食物アレルギー

10歳、甘いものを食べると耳が真っ赤に!

アレルギーには、アレルゲンの摂取を控えたり、徐々に摂取量を増やすという治療法があります。甘いものを食べると症状が出る子どもに悩むママから、予防法について相談がありました。医師と看護師はどのように答えているでしょうか。

ママからの相談:「甘いものを摂ると、アレルゲンを摂取していなくても耳が赤くなります」

10歳の子どもは食物アレルギーがあり、血液検査で異常があったものは、少しずつ食べる量を増やしています。ただ、血液検査では出ない、糖分のたくさん入ったチョコレートやノンシュガーのキャンディーを一度にたくさん食べると、耳が真っ赤になって熱をおびてきます。糖分を摂ると吸収率が高くなるそうですが、アレルゲンを摂取していないときも糖分を摂ると赤くなります。食べない以外の予防法が知りたいです。(40代・女性)

カカオアレルギーも考えられる

糖分やチョコレートとアレルギーの関係について教えてくれました。

砂糖は悪玉菌のエサになってしまい、腸内で悪玉菌が増えれば、消化機能が低下し、消化不良を起こしたり、アレルゲンが入ってきても消化できず、アレルギーを起こす場合があります。チョコレートの場合は、カカオのアレルギーが考えられます。 (消化器科看護師)

経口免疫療法を行える場合も

食品アレルギーはアレルゲンを避ける以外に予防法はありませんが、成長すれば経口免疫療法を行える場合もあるので、主治医への相談をご検討ください。

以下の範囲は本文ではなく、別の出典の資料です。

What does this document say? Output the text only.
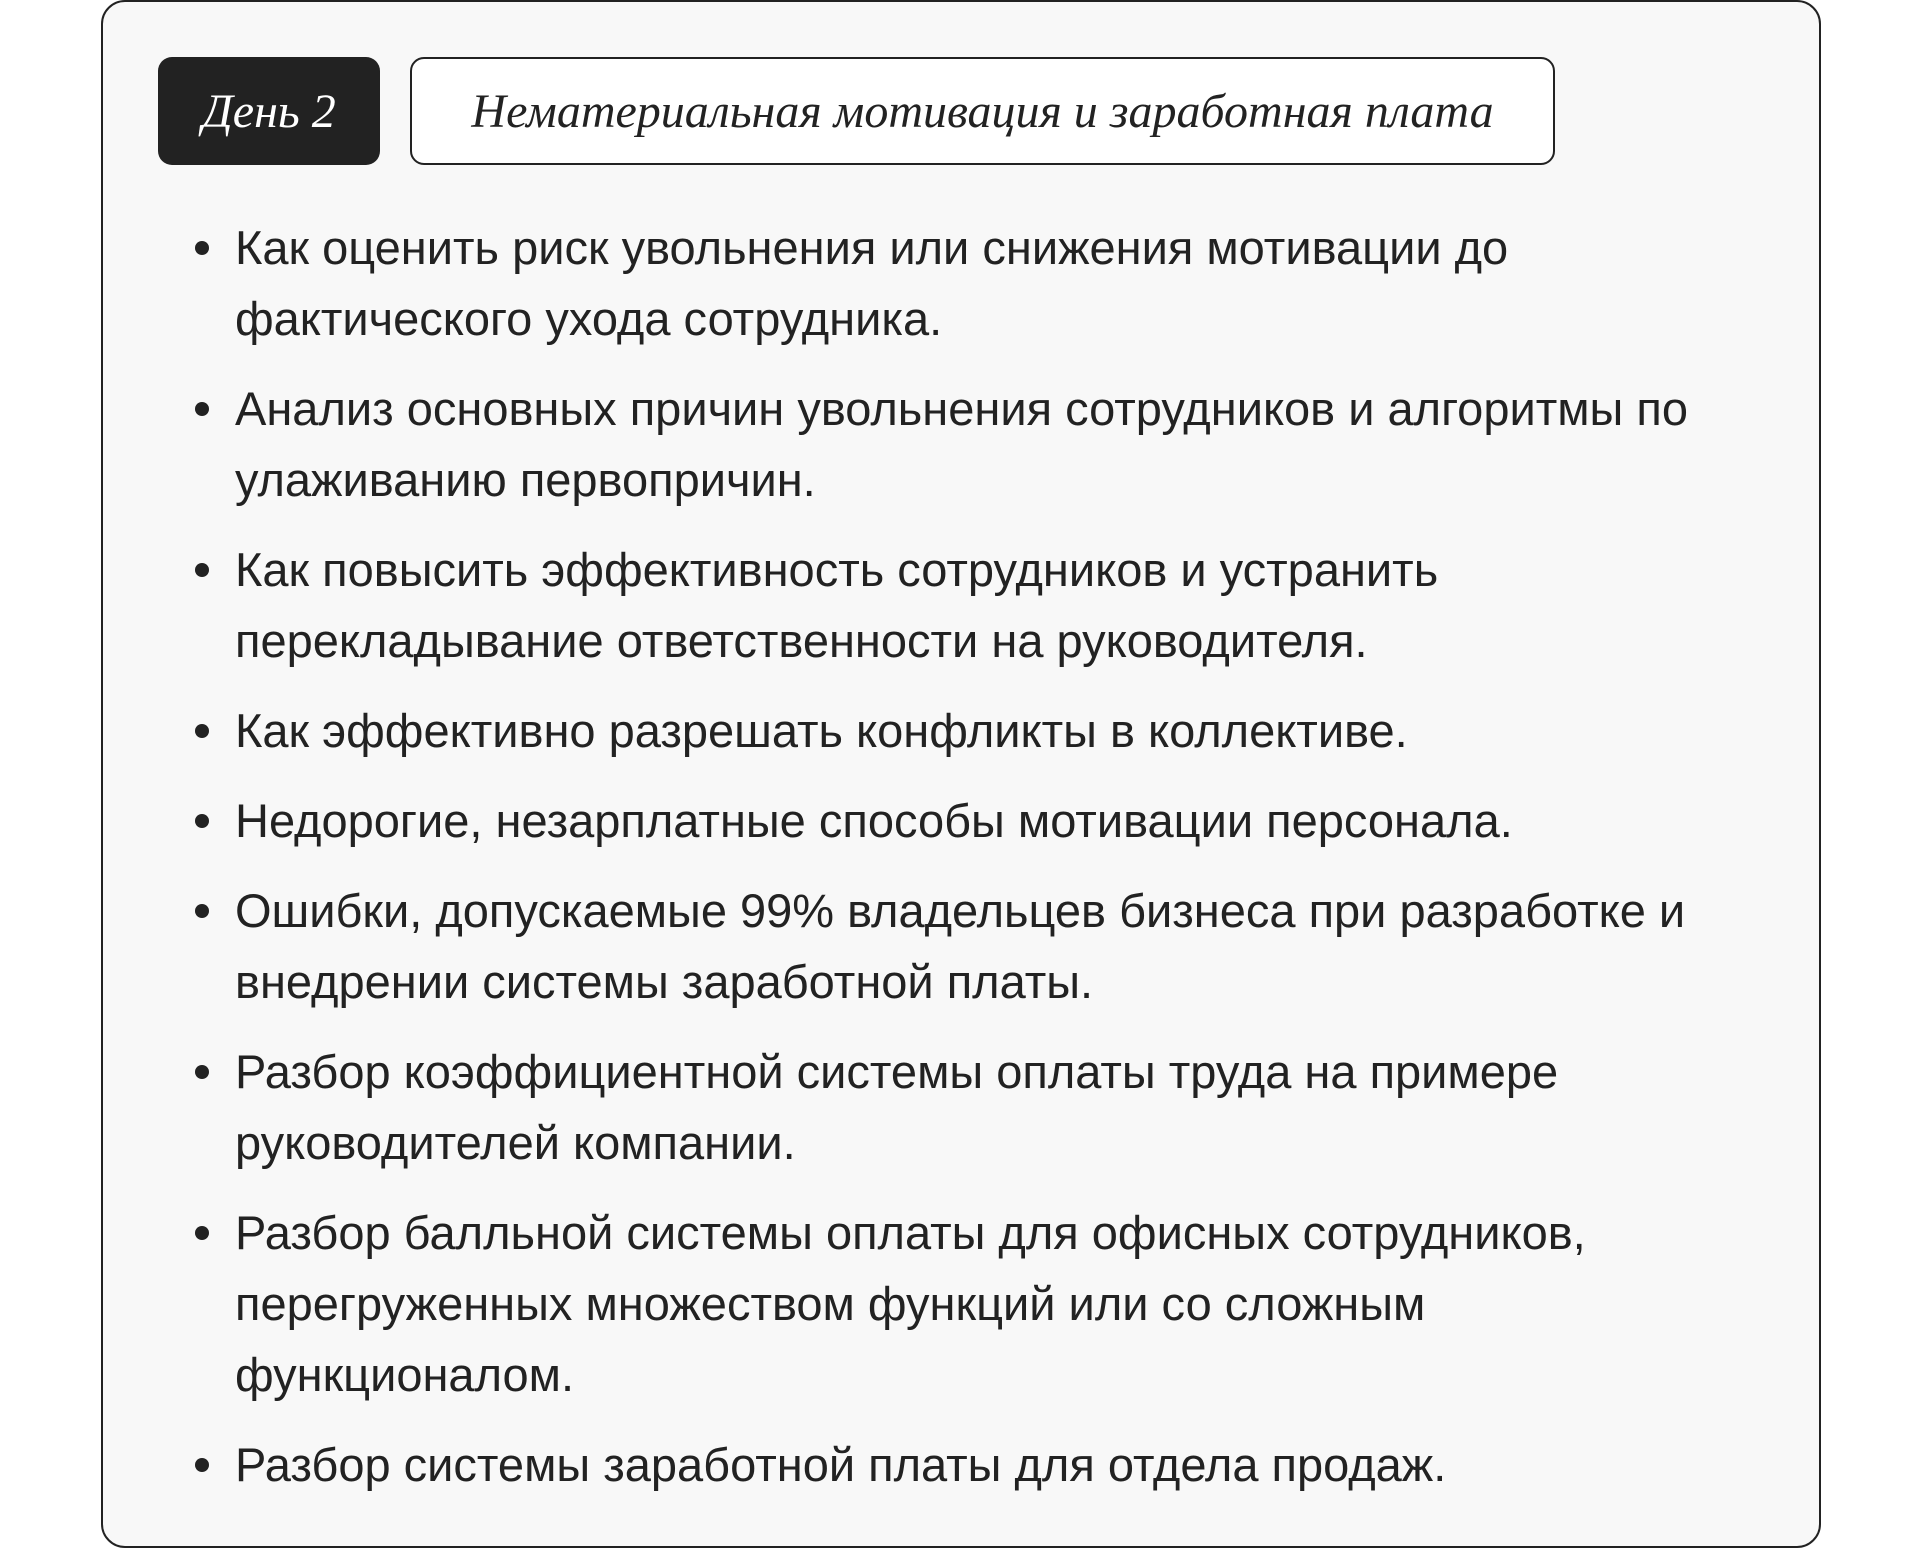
День 2	Нематериальная мотивация и заработная плата
Как оценить риск увольнения или снижения мотивации до фактического ухода сотрудника.
Анализ основных причин увольнения сотрудников и алгоритмы по улаживанию первопричин.
Как повысить эффективность сотрудников и устранить перекладывание ответственности на руководителя.
Как эффективно разрешать конфликты в коллективе.
Недорогие, незарплатные способы мотивации персонала.
Ошибки, допускаемые 99% владельцев бизнеса при разработке и внедрении системы заработной платы.
Разбор коэффициентной системы оплаты труда на примере руководителей компании.
Разбор балльной системы оплаты для офисных сотрудников, перегруженных множеством функций или со сложным функционалом.
Разбор системы заработной платы для отдела продаж.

ハウスダストや花粉などのアレルギーは環境を整えることでも予防できますが、食物アレルギーは、アレルゲンをとらないこと以外に予防法がありません。ただしアレルギーは成長と共に改善される場合があるので、お子さんの成長を待って様子をみてください。免疫力、体力がついてくれば、薄めたものから少量ずつ摂取して、徐々に量を増やす経口免疫療法がありますが、医師の判断で行う事が望ましいので主治医に相談してください。(消化器科看護師)

お菓子は成分が確認できるものを

市販のお菓子に含まれる添加物に反応している可能性もあるため、成分が確認できるお菓子を食べさせるようアドバイスがありました。

市販のお菓子には、表示されていない(表示を義務付けられていない)添加物が含まれていることがあるので、糖分でなく、そうした化学物質に反応してアレルギー症状が出ている可能性も大いにあります。おやつはなるべく手作りか、成分を詳しく確認できるような店で直接作られたものにする方がよいでしょう。また、一つのものをたくさん食べるのでなく、いろいろなものを少しずつ、症状を見ながら食べるようにすることも重要です。(医師)

食品アレルギーは、体力が付けば経口免疫療法で治療できる場合もあるので、主治医へ相談をご検討ください。糖分ではなく添加物にアレルギー反応を起こしている可能性もあるので、お菓子は手作りか成分が確認できるお店で購入したものがよいでしょう。